Cambodia – Siem Reap, silk farming and weaving

In the town of Siem Reap, an organization called Artisans d’Angkor provides employment for rural people by teaching them ancient handicrafts. This organization also runs a silk farm in a more remote area. It was a bit off the beaten tourist trail, and we had to ask our guide to bring us there. Thank heavens, no crowds!

The silk farm grows its own mulberry trees and raises its own silkworms. Not nearly enough to supply the large quantities of silk they need for their weaving operations (the rest comes from China), but the worm-growing part of the business still seemed young, as were the trees. It was a beginning.

Silk worms are entirely domesticated animals, no longer found in the wild. They grow fast and are voracious eaters that must be fed frequently. They live only about four weeks before beginning to spin their cocoons. When the cocoons are completed, all but a few (kept for breeding) are harvested and boiled to remove the sericin coating that holds the cocoon together and also, alas, to kill the forming moth within, which would otherwise secrete an acid that would damage the silk thread.

 

Each cocoon is made of a single silk filament more than half a mile long. The worker finds the ends of several cocoons (if you look hard you may be able to see the fine filaments leading to the tool in the worker’s hand above) and inserts them into a machine that unwinds them from the cocoon. It winds several filaments together into a thread on a reel. The threads are then wound onto bobbins.

   

Some of the thread is bleached into “fine” silk, and some is left its natural color as “raw” silk. The silk is then colored using dyes made from a variety of natural ingredients.

  

More detailed descriptions of the life of the silkworm (Bombyx mori) can be found here and here.

The finished, dyed silk is then woven using hand-operated looms.

    

 

Cambodia – Rural life in Angkor

Except for the town of Siem Reap, the Angkor region is generally rural, especially in the archaeological park near the wats. The geography is nearly flat, not far from the Siem Reap River (perhaps even in its floodplain), a good place for farming. Rice farming in particular.

 

But not just rice. There are also, for example, cashew trees.

We were not here during the tourist season, and although there were a lot more tourists than in Myanmar, the roads through the archaelogical park were not busy.

 

A few small shops offered their wares.

 

Home from school, children offered friendly greetings.

  

Houses were basically rectangular and built on stilts to keep them dry during the rainy season.
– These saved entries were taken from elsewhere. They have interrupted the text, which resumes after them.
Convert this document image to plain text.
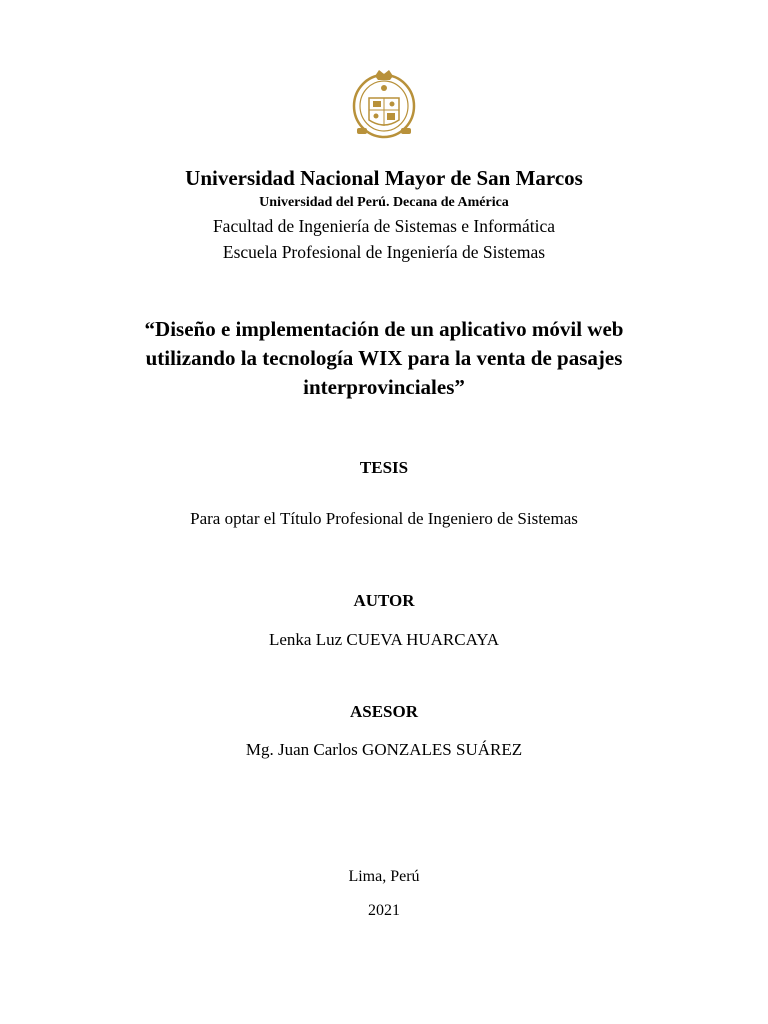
Universidad Nacional Mayor de San Marcos
Universidad del Perú. Decana de América
Facultad de Ingeniería de Sistemas e Informática
Escuela Profesional de Ingeniería de Sistemas
“Diseño e implementación de un aplicativo móvil web
utilizando la tecnología WIX para la venta de pasajes
interprovinciales”
TESIS
Para optar el Título Profesional de Ingeniero de Sistemas
AUTOR
Lenka Luz CUEVA HUARCAYA
ASESOR
Mg. Juan Carlos GONZALES SUÁREZ
Lima, Perú
2021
This season had just begun when we were there, and so people were still able to use the “extra” room beneath the house, keeping cool in its shade.

  

There were also a few tourist-oriented shops along the road. Given the region’s increasing economic reliance on tourism (and the fact that vendors are not allowed inside the archaeological sites), I was surprised not to see more. And the few there were had a certain homey attractiveness.